The phone's "ringing like mad" with interested applicants, and Weber State athletic director Dick Hannan has been inolved in constant meetings this week, but he says he hasn't yet interviewed one basketball coach to replace Denny Huston, who was released Friday.
Hannan says if a prospective coach walked into his office, he'd probably talk to him, but other than that, he doesn't plan to interview any candidates for a week or more.Instead, he's spending time talking to others whose input he values - "a lot of different populations," as he puts it, including the athletic advisory board, faculty, community, athletic staff, former players and Wildcat Athletic Association members. Hannan was out of town over the weekend - to talk about potential candidates, not to potential candidates, he says.

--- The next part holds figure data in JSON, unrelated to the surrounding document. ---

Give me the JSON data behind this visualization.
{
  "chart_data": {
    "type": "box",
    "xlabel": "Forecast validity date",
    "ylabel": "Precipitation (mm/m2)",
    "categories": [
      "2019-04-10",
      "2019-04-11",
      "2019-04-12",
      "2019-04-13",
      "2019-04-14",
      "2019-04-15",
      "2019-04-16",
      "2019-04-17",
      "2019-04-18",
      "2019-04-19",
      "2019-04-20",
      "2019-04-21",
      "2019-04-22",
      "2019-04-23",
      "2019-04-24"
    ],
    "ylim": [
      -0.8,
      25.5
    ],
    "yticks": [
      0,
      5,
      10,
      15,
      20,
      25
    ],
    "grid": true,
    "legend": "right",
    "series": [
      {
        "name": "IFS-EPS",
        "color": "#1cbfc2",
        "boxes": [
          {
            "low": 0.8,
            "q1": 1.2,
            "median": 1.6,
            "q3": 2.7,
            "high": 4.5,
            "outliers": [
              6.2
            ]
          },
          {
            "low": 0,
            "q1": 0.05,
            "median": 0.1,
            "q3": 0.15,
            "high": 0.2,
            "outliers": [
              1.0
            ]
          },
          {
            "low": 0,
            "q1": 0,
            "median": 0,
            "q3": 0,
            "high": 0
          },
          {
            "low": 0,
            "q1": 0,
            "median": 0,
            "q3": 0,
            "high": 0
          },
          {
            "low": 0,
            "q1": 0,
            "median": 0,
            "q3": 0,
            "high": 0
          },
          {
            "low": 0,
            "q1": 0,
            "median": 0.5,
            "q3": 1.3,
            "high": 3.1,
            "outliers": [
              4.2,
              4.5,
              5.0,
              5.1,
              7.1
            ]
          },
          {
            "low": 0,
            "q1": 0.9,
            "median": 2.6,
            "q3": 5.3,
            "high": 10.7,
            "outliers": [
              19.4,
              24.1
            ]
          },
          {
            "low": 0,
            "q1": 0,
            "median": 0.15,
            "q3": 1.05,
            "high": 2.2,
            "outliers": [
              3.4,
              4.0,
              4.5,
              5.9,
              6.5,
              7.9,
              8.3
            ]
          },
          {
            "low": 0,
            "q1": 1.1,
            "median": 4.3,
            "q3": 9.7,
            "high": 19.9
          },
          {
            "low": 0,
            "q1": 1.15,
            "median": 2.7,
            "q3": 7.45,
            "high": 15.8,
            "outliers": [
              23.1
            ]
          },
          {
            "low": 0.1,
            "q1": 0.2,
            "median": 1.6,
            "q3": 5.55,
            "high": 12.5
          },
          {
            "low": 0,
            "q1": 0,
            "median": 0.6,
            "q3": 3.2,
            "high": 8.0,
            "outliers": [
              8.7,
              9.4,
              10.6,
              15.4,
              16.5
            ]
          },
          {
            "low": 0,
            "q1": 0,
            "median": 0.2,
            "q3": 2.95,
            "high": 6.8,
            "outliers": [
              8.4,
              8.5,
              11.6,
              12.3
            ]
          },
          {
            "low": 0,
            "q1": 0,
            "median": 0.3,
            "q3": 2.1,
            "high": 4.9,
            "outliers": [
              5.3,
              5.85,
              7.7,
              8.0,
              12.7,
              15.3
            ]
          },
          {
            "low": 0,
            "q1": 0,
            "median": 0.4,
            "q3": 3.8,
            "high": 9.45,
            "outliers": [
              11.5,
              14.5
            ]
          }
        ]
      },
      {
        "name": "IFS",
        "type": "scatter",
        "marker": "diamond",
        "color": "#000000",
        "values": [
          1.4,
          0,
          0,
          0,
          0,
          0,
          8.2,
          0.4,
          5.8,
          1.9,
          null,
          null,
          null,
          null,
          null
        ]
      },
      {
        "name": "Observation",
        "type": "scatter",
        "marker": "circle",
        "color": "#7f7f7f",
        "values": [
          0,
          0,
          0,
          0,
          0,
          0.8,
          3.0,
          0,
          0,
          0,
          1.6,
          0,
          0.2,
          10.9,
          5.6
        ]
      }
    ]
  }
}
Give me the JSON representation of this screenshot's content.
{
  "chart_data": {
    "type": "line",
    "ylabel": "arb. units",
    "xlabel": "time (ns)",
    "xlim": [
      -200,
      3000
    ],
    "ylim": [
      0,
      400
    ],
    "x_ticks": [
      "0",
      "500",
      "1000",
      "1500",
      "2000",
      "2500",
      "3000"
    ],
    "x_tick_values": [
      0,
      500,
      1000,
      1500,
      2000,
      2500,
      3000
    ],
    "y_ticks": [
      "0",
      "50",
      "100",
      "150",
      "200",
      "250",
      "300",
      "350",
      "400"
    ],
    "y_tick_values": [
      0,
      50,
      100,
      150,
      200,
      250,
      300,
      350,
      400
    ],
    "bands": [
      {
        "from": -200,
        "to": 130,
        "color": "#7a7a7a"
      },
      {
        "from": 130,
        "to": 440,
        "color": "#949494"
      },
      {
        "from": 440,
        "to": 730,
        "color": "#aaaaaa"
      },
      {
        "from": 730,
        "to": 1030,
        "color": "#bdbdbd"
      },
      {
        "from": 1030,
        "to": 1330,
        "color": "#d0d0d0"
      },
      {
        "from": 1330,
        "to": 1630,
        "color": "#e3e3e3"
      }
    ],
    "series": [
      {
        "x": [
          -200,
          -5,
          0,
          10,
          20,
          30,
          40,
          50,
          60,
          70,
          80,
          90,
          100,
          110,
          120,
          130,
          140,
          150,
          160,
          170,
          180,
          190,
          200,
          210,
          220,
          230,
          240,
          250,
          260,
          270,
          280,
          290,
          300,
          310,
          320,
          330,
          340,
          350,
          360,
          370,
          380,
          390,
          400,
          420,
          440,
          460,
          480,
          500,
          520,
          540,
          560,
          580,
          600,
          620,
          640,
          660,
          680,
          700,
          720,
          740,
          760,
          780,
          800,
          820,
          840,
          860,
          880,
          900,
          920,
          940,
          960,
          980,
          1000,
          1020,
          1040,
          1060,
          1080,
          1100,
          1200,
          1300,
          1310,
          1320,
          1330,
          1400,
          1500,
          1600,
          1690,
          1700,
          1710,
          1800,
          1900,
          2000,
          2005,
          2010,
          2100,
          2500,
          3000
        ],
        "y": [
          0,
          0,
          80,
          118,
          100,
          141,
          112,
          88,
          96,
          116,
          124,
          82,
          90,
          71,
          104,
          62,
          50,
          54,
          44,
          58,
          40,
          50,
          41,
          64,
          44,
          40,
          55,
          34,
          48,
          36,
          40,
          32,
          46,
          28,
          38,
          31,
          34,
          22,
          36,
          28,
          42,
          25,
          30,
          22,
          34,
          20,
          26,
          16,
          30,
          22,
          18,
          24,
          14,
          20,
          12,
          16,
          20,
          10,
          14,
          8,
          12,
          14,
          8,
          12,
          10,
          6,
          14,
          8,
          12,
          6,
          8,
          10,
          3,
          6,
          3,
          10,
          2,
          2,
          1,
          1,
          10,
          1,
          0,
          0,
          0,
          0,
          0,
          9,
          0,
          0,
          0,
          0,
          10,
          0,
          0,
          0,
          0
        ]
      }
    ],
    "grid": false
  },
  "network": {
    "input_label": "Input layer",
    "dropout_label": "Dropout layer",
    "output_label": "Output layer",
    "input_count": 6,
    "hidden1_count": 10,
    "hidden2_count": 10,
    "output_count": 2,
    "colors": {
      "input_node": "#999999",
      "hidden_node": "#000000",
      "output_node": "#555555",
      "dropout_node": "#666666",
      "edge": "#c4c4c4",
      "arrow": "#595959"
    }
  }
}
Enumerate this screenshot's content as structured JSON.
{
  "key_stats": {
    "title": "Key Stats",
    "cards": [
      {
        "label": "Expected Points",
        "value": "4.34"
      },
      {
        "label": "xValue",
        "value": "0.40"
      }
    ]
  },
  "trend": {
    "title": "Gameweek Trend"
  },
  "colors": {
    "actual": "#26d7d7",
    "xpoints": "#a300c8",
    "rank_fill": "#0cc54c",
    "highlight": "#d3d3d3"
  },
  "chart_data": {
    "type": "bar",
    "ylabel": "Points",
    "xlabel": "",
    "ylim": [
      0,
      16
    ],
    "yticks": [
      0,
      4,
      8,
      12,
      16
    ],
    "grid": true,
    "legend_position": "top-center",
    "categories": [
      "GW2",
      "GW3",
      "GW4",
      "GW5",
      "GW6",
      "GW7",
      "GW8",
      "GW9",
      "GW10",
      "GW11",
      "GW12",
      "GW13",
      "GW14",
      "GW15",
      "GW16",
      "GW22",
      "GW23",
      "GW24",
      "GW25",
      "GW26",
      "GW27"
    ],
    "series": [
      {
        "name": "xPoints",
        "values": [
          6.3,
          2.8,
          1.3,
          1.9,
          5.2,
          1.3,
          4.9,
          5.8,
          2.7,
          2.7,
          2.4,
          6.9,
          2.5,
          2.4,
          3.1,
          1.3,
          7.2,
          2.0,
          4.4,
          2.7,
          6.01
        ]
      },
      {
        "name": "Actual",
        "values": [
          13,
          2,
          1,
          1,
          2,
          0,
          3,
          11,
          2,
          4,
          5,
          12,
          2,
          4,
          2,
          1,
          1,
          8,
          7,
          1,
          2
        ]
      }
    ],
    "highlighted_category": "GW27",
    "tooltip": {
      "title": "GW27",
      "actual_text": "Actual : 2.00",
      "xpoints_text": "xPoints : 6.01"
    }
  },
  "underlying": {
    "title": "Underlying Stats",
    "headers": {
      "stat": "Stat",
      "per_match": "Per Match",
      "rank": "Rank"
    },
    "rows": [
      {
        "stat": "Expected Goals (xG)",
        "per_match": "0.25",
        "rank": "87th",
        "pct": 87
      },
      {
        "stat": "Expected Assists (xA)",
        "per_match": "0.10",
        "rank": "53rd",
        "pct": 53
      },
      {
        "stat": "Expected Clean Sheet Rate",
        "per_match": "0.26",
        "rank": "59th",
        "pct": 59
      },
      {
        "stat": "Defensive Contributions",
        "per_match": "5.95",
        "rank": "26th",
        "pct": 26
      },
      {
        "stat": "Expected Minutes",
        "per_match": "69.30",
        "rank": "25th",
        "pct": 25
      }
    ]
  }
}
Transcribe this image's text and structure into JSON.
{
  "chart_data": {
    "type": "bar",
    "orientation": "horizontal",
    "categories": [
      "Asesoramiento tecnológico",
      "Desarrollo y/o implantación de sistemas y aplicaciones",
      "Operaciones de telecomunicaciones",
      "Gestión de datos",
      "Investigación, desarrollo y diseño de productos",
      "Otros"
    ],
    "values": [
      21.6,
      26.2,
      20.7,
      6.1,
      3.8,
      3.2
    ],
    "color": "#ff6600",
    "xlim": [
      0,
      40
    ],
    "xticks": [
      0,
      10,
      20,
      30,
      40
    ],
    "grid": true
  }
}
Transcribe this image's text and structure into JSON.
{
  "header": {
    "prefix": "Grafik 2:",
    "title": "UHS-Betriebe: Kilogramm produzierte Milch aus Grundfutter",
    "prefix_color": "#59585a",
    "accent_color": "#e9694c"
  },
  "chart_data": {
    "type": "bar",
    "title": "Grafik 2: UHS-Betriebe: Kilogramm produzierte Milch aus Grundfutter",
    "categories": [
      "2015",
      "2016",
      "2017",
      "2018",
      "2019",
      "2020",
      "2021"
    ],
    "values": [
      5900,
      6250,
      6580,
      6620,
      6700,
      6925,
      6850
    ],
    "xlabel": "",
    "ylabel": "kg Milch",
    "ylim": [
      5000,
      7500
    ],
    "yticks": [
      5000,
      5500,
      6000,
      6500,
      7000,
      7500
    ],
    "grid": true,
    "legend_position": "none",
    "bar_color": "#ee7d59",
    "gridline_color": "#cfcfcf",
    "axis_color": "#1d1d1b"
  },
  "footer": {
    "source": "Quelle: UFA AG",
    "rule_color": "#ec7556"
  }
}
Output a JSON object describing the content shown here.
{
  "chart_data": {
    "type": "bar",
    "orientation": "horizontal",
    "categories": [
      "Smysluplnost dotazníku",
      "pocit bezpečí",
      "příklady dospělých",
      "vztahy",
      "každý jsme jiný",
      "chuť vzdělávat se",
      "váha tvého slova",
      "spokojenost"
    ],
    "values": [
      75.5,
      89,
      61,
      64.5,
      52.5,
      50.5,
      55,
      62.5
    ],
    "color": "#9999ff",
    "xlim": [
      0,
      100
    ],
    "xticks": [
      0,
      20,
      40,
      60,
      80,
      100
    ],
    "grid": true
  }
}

Hannan already has a set of somewhat-flexible criteria for the man who is to return the Wildcats to basketball prominence, and he's not sure that his current talks will change those, but he wants to be thorough.
His timetable still targets the first few weeks of April for interviews and the naming of a coach. That, of course, means little recruiting can be done with the signing date in the second week. Hannan says that concerns him, "but I'm more concerned about making the right choice."
He's confident that Weber is in pretty good shape for on-court personnel for the next little while. Starters David Baldwin and Jason Joe are juniors. Sophomore Al Hamilton was a starter or first off the bench, and freshmen Elroy Miller, Robbie Johnson and Jimmy DeGraffenried were regulars this season.
Hannan estimated Wednesday he had a pile of about 75 phone messages on his desk. Most were from coaches. They came from "throughout the nation," he says, adding about half are from head coaches and half from current assistants. Hannan has some of his own ideas, too.
"I'm in no big hurry," he says.
His choice/choices will go to WSU President Paul Thompson, and the decision will be made from there.
Hannan has a wish list "of things important to me that are not set in concrete" to guide his process.
"My main concern is I'd like someone with head-coaching experience on the college level," he says, but he'd settle for the right assistant. High on the importance list is integrity and heavy emphasis on academics.
Also, someone "to get us back to the top of the conference - I don't think that's in opposition (with academics)," he says - "and someone to put excitement back in the program, someone with a little pizzazz and PR ability." Unless it's a Rick Majerus, he says, a slow-down, pound-it-inside coaching approach probably wouldn't cut it with Weber's fans and might not be considered too highly.
Huston had a 43-42 record over three years, but fans of Weber's glamour (money-making) sport wanted more action than the pass-it-around, don't-make-mistakes offense Huston favored. Attendance this season averaged 4,240, and never was the Dee Center (11,615 seats) filled, even for BYU.